A few days ago, Corey Robin wondered on his Facebook status:
Something I never understood about Christopher Hitchens: how such a fervent opponent of the death penalty could be such an avid supporter of war.
Supporters of the death penalty, of course, are notoriously fond of war (they also tend to be ‘pro-life’ in the debate on abortion). But why would a ‘fervent’ opponent of state-sanctioned murder be an ‘avid’ supporter or war, another form, one might say, of state-sanctioned murder?
The answer may, I think, be found in the kind of fascination war exerted over Hitchens. He did not think of it as merely an instrument of politics, one wielded to bring about very specific political objectives. Rather, it held him in a kind of aesthetically inflected thrall: he found it beautiful, stirring, exciting. Many, like Hitchens, are entranced by the beautiful images that war furnishes for our imagination; evidence for this claim can be found in the large number of coffee-table books that purport to be illustrated histories of war. These images need not be just those of exploding munitions and ruined buildings; war utilizes weaponry and men, and photographic and artistic depictions of these, utilized and engaged in combat (or waiting to be) are among our most iconic representations. Gleaming aircraft, sleek, water-plowing battleships, smoothly recoiling guns, men (and now women) in svelte uniforms, buttoned up, hard and unforgiving. It’s hard to resist the appeal of these. War provides many visual horrors, of course, but these are all too often swamped by the aforementioned cavalcade. (I’m leaving aside for now, the enduring place that war holds in our imagination as a zone for the establishment of masculine credentials and brotherhood.)
The death penalty, in sharp and instructive contrast, is almost uniformly grubby and sordid. It is underwritten by retribution, an ignoble business at best; it is wrapped up in tedious layers of penal codes, legal wrangling, and procedural disputes; it happens quietly and grimly, away from the public eye, the punishment that dare not speak its name. All associated with it are diminished; the condemned have lost their human dignity well before they ascend the gallows, the jailers and clergymen and executioners appear merely as bureaucratic functionaries, executing–no pun intended–with nary a trace of flair or style, the bookish orders laid out in the court document sanctioning the killing. There is no glamour, no sheen, no gleaming edges in the death penalty. It is dull, dull, dull. Especially in this guillotine-free age.

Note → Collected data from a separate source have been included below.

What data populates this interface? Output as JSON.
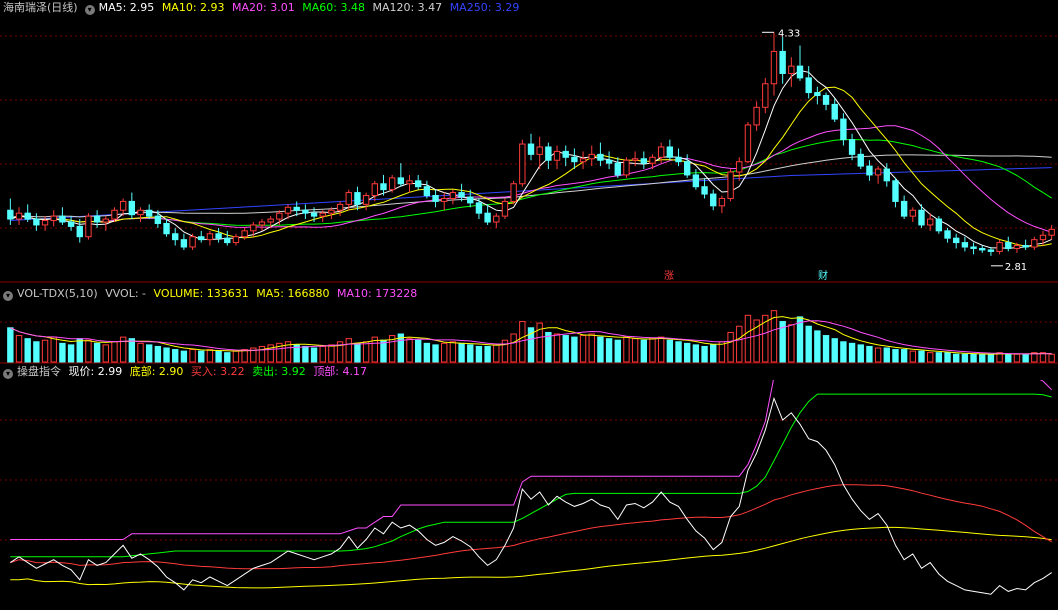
{
  "colors": {
    "up": "#ff3b3b",
    "down": "#54ffff",
    "ma5": "#ffffff",
    "ma10": "#ffff00",
    "ma20": "#ff4fff",
    "ma60": "#00ff00",
    "ma120": "#d0d0d0",
    "ma250": "#3344ff",
    "grid": "#7a0000"
  },
  "header": {
    "title": "海南瑞泽(日线)",
    "ma5": "MA5: 2.95",
    "ma10": "MA10: 2.93",
    "ma20": "MA20: 3.01",
    "ma60": "MA60: 3.48",
    "ma120": "MA120: 3.47",
    "ma250": "MA250: 3.29"
  },
  "volume_header": {
    "name": "VOL-TDX(5,10)",
    "vvol": "VVOL: -",
    "volume": "VOLUME: 133631",
    "ma5": "MA5: 166880",
    "ma10": "MA10: 173228"
  },
  "indicator_header": {
    "name": "操盘指令",
    "price": "现价: 2.99",
    "bottom": "底部: 2.90",
    "buy": "买入: 3.22",
    "sell": "卖出: 3.92",
    "top": "顶部: 4.17"
  },
  "annotations": {
    "high_label": "4.33",
    "low_label": "2.81",
    "marker_zhang": "涨",
    "marker_cai": "财"
  },
  "chart_data": {
    "type": "candlestick",
    "price_ylim": [
      2.7,
      4.4
    ],
    "ohlc": [
      [
        3.12,
        3.2,
        3.02,
        3.06
      ],
      [
        3.06,
        3.14,
        3.02,
        3.1
      ],
      [
        3.1,
        3.16,
        3.04,
        3.06
      ],
      [
        3.06,
        3.1,
        2.98,
        3.02
      ],
      [
        3.02,
        3.08,
        2.98,
        3.05
      ],
      [
        3.05,
        3.12,
        3.01,
        3.08
      ],
      [
        3.08,
        3.14,
        3.02,
        3.04
      ],
      [
        3.04,
        3.08,
        2.98,
        3.01
      ],
      [
        3.01,
        3.06,
        2.9,
        2.94
      ],
      [
        2.94,
        3.1,
        2.92,
        3.08
      ],
      [
        3.08,
        3.12,
        3.0,
        3.04
      ],
      [
        3.04,
        3.08,
        2.98,
        3.06
      ],
      [
        3.06,
        3.14,
        3.04,
        3.12
      ],
      [
        3.12,
        3.2,
        3.08,
        3.18
      ],
      [
        3.18,
        3.24,
        3.06,
        3.09
      ],
      [
        3.09,
        3.14,
        3.04,
        3.12
      ],
      [
        3.12,
        3.16,
        3.06,
        3.08
      ],
      [
        3.08,
        3.12,
        3.0,
        3.03
      ],
      [
        3.03,
        3.06,
        2.94,
        2.96
      ],
      [
        2.96,
        3.0,
        2.88,
        2.92
      ],
      [
        2.92,
        2.96,
        2.85,
        2.87
      ],
      [
        2.87,
        2.96,
        2.85,
        2.94
      ],
      [
        2.94,
        2.98,
        2.9,
        2.92
      ],
      [
        2.92,
        2.98,
        2.88,
        2.96
      ],
      [
        2.96,
        3.0,
        2.9,
        2.93
      ],
      [
        2.93,
        2.98,
        2.88,
        2.9
      ],
      [
        2.9,
        2.96,
        2.88,
        2.94
      ],
      [
        2.94,
        3.0,
        2.92,
        2.98
      ],
      [
        2.98,
        3.04,
        2.94,
        3.02
      ],
      [
        3.02,
        3.06,
        2.98,
        3.04
      ],
      [
        3.04,
        3.08,
        3.0,
        3.06
      ],
      [
        3.06,
        3.12,
        3.02,
        3.1
      ],
      [
        3.1,
        3.16,
        3.06,
        3.14
      ],
      [
        3.14,
        3.18,
        3.08,
        3.12
      ],
      [
        3.12,
        3.16,
        3.06,
        3.1
      ],
      [
        3.1,
        3.14,
        3.04,
        3.08
      ],
      [
        3.08,
        3.12,
        3.04,
        3.1
      ],
      [
        3.1,
        3.14,
        3.06,
        3.12
      ],
      [
        3.12,
        3.18,
        3.08,
        3.16
      ],
      [
        3.16,
        3.26,
        3.12,
        3.24
      ],
      [
        3.24,
        3.28,
        3.12,
        3.16
      ],
      [
        3.16,
        3.24,
        3.12,
        3.22
      ],
      [
        3.22,
        3.32,
        3.18,
        3.3
      ],
      [
        3.3,
        3.36,
        3.22,
        3.26
      ],
      [
        3.26,
        3.36,
        3.24,
        3.34
      ],
      [
        3.34,
        3.44,
        3.28,
        3.3
      ],
      [
        3.3,
        3.36,
        3.24,
        3.32
      ],
      [
        3.32,
        3.36,
        3.26,
        3.28
      ],
      [
        3.28,
        3.32,
        3.2,
        3.22
      ],
      [
        3.22,
        3.26,
        3.14,
        3.18
      ],
      [
        3.18,
        3.24,
        3.12,
        3.2
      ],
      [
        3.2,
        3.26,
        3.16,
        3.24
      ],
      [
        3.24,
        3.3,
        3.18,
        3.21
      ],
      [
        3.21,
        3.26,
        3.14,
        3.17
      ],
      [
        3.17,
        3.2,
        3.06,
        3.1
      ],
      [
        3.1,
        3.16,
        3.02,
        3.04
      ],
      [
        3.04,
        3.1,
        3.0,
        3.08
      ],
      [
        3.08,
        3.2,
        3.06,
        3.18
      ],
      [
        3.18,
        3.32,
        3.16,
        3.3
      ],
      [
        3.3,
        3.6,
        3.28,
        3.57
      ],
      [
        3.57,
        3.64,
        3.46,
        3.5
      ],
      [
        3.5,
        3.62,
        3.4,
        3.55
      ],
      [
        3.55,
        3.58,
        3.4,
        3.46
      ],
      [
        3.46,
        3.56,
        3.4,
        3.52
      ],
      [
        3.52,
        3.56,
        3.42,
        3.48
      ],
      [
        3.48,
        3.54,
        3.4,
        3.45
      ],
      [
        3.45,
        3.52,
        3.4,
        3.47
      ],
      [
        3.47,
        3.56,
        3.42,
        3.5
      ],
      [
        3.5,
        3.58,
        3.42,
        3.46
      ],
      [
        3.46,
        3.52,
        3.4,
        3.44
      ],
      [
        3.44,
        3.48,
        3.34,
        3.36
      ],
      [
        3.36,
        3.48,
        3.34,
        3.46
      ],
      [
        3.46,
        3.52,
        3.42,
        3.47
      ],
      [
        3.47,
        3.52,
        3.4,
        3.44
      ],
      [
        3.44,
        3.5,
        3.4,
        3.48
      ],
      [
        3.48,
        3.58,
        3.44,
        3.55
      ],
      [
        3.55,
        3.6,
        3.46,
        3.48
      ],
      [
        3.48,
        3.54,
        3.42,
        3.45
      ],
      [
        3.45,
        3.5,
        3.34,
        3.36
      ],
      [
        3.36,
        3.4,
        3.26,
        3.28
      ],
      [
        3.28,
        3.34,
        3.2,
        3.23
      ],
      [
        3.23,
        3.26,
        3.12,
        3.15
      ],
      [
        3.15,
        3.22,
        3.1,
        3.2
      ],
      [
        3.2,
        3.4,
        3.18,
        3.38
      ],
      [
        3.38,
        3.48,
        3.32,
        3.45
      ],
      [
        3.45,
        3.72,
        3.44,
        3.7
      ],
      [
        3.7,
        3.86,
        3.66,
        3.82
      ],
      [
        3.82,
        4.02,
        3.78,
        3.98
      ],
      [
        3.98,
        4.33,
        3.9,
        4.2
      ],
      [
        4.2,
        4.3,
        3.98,
        4.05
      ],
      [
        4.05,
        4.16,
        3.96,
        4.1
      ],
      [
        4.1,
        4.24,
        4.0,
        4.02
      ],
      [
        4.02,
        4.1,
        3.88,
        3.92
      ],
      [
        3.92,
        3.96,
        3.84,
        3.9
      ],
      [
        3.9,
        3.92,
        3.8,
        3.84
      ],
      [
        3.84,
        3.88,
        3.72,
        3.74
      ],
      [
        3.74,
        3.78,
        3.56,
        3.6
      ],
      [
        3.6,
        3.64,
        3.46,
        3.5
      ],
      [
        3.5,
        3.54,
        3.4,
        3.42
      ],
      [
        3.42,
        3.46,
        3.32,
        3.36
      ],
      [
        3.36,
        3.42,
        3.3,
        3.4
      ],
      [
        3.4,
        3.44,
        3.28,
        3.32
      ],
      [
        3.32,
        3.34,
        3.14,
        3.18
      ],
      [
        3.18,
        3.22,
        3.06,
        3.08
      ],
      [
        3.08,
        3.14,
        3.04,
        3.12
      ],
      [
        3.12,
        3.16,
        3.0,
        3.02
      ],
      [
        3.02,
        3.1,
        2.98,
        3.06
      ],
      [
        3.06,
        3.08,
        2.96,
        2.98
      ],
      [
        2.98,
        3.0,
        2.9,
        2.93
      ],
      [
        2.93,
        2.96,
        2.86,
        2.9
      ],
      [
        2.9,
        2.94,
        2.84,
        2.87
      ],
      [
        2.87,
        2.9,
        2.82,
        2.86
      ],
      [
        2.86,
        2.88,
        2.83,
        2.85
      ],
      [
        2.85,
        2.87,
        2.81,
        2.84
      ],
      [
        2.84,
        2.92,
        2.82,
        2.9
      ],
      [
        2.9,
        2.94,
        2.84,
        2.86
      ],
      [
        2.86,
        2.9,
        2.83,
        2.88
      ],
      [
        2.88,
        2.92,
        2.85,
        2.87
      ],
      [
        2.87,
        2.94,
        2.85,
        2.92
      ],
      [
        2.92,
        2.98,
        2.88,
        2.95
      ],
      [
        2.95,
        3.02,
        2.92,
        2.99
      ]
    ],
    "volume": [
      2.2,
      1.7,
      1.5,
      1.3,
      1.4,
      1.6,
      1.2,
      1.1,
      1.5,
      1.4,
      1.2,
      1.1,
      1.3,
      1.6,
      1.5,
      1.2,
      1.1,
      1.0,
      0.9,
      0.8,
      0.7,
      0.8,
      0.7,
      0.8,
      0.7,
      0.6,
      0.7,
      0.8,
      0.9,
      1.0,
      1.1,
      1.2,
      1.3,
      1.1,
      1.0,
      0.9,
      1.0,
      1.1,
      1.3,
      1.5,
      1.2,
      1.3,
      1.6,
      1.4,
      1.7,
      1.8,
      1.5,
      1.4,
      1.2,
      1.1,
      1.2,
      1.3,
      1.2,
      1.1,
      1.0,
      1.0,
      1.1,
      1.4,
      1.8,
      2.6,
      2.2,
      2.5,
      1.9,
      1.8,
      1.7,
      1.6,
      1.7,
      1.8,
      1.6,
      1.5,
      1.4,
      1.6,
      1.5,
      1.4,
      1.5,
      1.6,
      1.4,
      1.3,
      1.2,
      1.1,
      1.0,
      1.1,
      1.3,
      1.9,
      2.3,
      3.0,
      2.7,
      3.0,
      3.3,
      2.6,
      2.4,
      2.9,
      2.3,
      2.0,
      1.7,
      1.5,
      1.3,
      1.2,
      1.1,
      1.0,
      0.9,
      0.9,
      0.8,
      0.8,
      0.7,
      0.7,
      0.6,
      0.6,
      0.6,
      0.5,
      0.5,
      0.5,
      0.5,
      0.5,
      0.6,
      0.5,
      0.5,
      0.5,
      0.6,
      0.6,
      0.5
    ],
    "volume_ylim": [
      0,
      3.6
    ]
  }
}
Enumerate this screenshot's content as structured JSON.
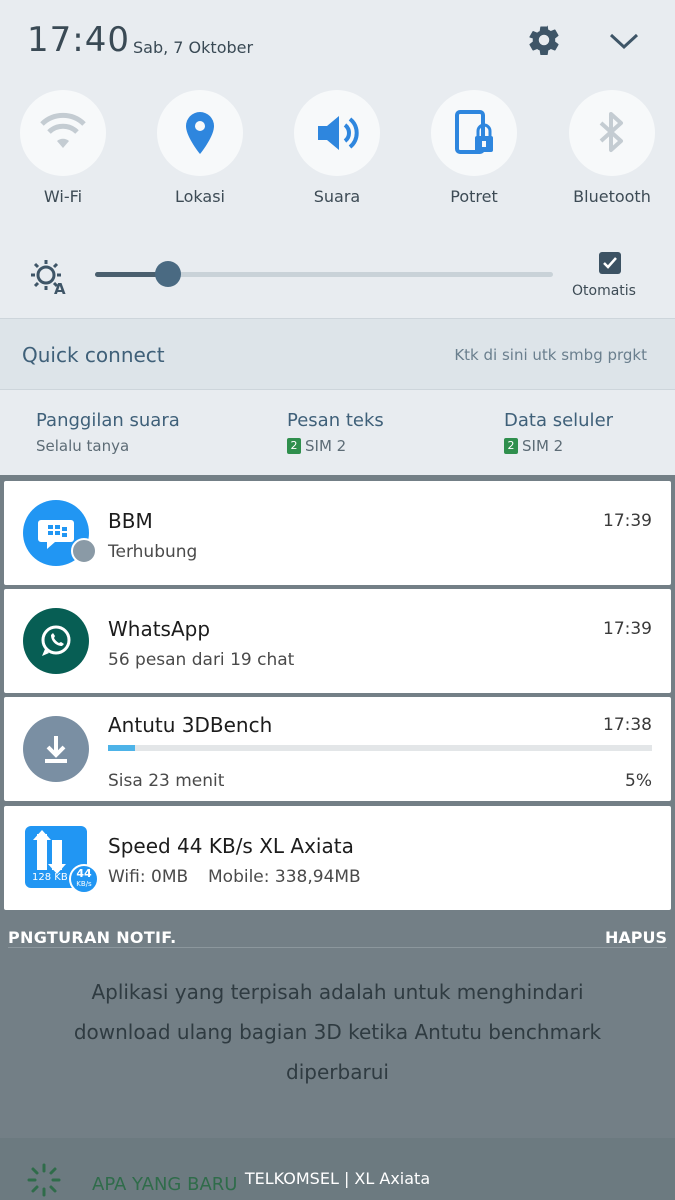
{
  "status": {
    "time": "17:40",
    "date": "Sab, 7 Oktober"
  },
  "quick_settings": [
    {
      "label": "Wi-Fi",
      "icon": "wifi-icon"
    },
    {
      "label": "Lokasi",
      "icon": "location-icon"
    },
    {
      "label": "Suara",
      "icon": "sound-icon"
    },
    {
      "label": "Potret",
      "icon": "portrait-lock-icon"
    },
    {
      "label": "Bluetooth",
      "icon": "bluetooth-icon"
    }
  ],
  "brightness": {
    "level": 0.16,
    "auto_label": "Otomatis",
    "auto_checked": true
  },
  "quick_connect": {
    "title": "Quick connect",
    "hint": "Ktk di sini utk smbg prgkt"
  },
  "sim_settings": [
    {
      "title": "Panggilan suara",
      "value": "Selalu tanya",
      "sim": ""
    },
    {
      "title": "Pesan teks",
      "value": "SIM 2",
      "sim": "2"
    },
    {
      "title": "Data seluler",
      "value": "SIM 2",
      "sim": "2"
    }
  ],
  "notifications": [
    {
      "app": "BBM",
      "text": "Terhubung",
      "time": "17:39",
      "icon_color": "#2196f3"
    },
    {
      "app": "WhatsApp",
      "text": "56 pesan dari 19 chat",
      "time": "17:39",
      "icon_color": "#075e54"
    },
    {
      "app": "Antutu 3DBench",
      "text": "Sisa 23 menit",
      "time": "17:38",
      "progress": 0.05,
      "progress_label": "5%",
      "icon_color": "#7a8fa3"
    },
    {
      "app": "Speed 44 KB/s XL Axiata",
      "text_wifi": "Wifi: 0MB",
      "text_mobile": "Mobile: 338,94MB",
      "icon_top": "128 KB",
      "icon_badge_value": "44",
      "icon_badge_unit": "KB/s"
    }
  ],
  "actions": {
    "settings_label": "PNGTURAN NOTIF.",
    "clear_label": "HAPUS"
  },
  "background_text": "Aplikasi yang terpisah adalah untuk menghindari download ulang bagian 3D ketika Antutu benchmark diperbarui",
  "bottom": {
    "new_label": "APA YANG BARU",
    "carrier": "TELKOMSEL | XL Axiata"
  }
}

If the death penalty could have been lifted, somehow, out of the unappealing morass of state bureaucracy, judicial procedure, and clumsy modes of execution, if it could somehow have brought with it some of the frisson that war provides, then I do not doubt that Hitchens would have been all for it.
Note: One should also not forget that Hitchens considered himself a contrarian. Perhaps his opposition to the death penalty was formed at a time when public support for it ran high; his support of the Iraq War was probably viewed by him as a gleeful flipping of the bird to his former mates on the Left.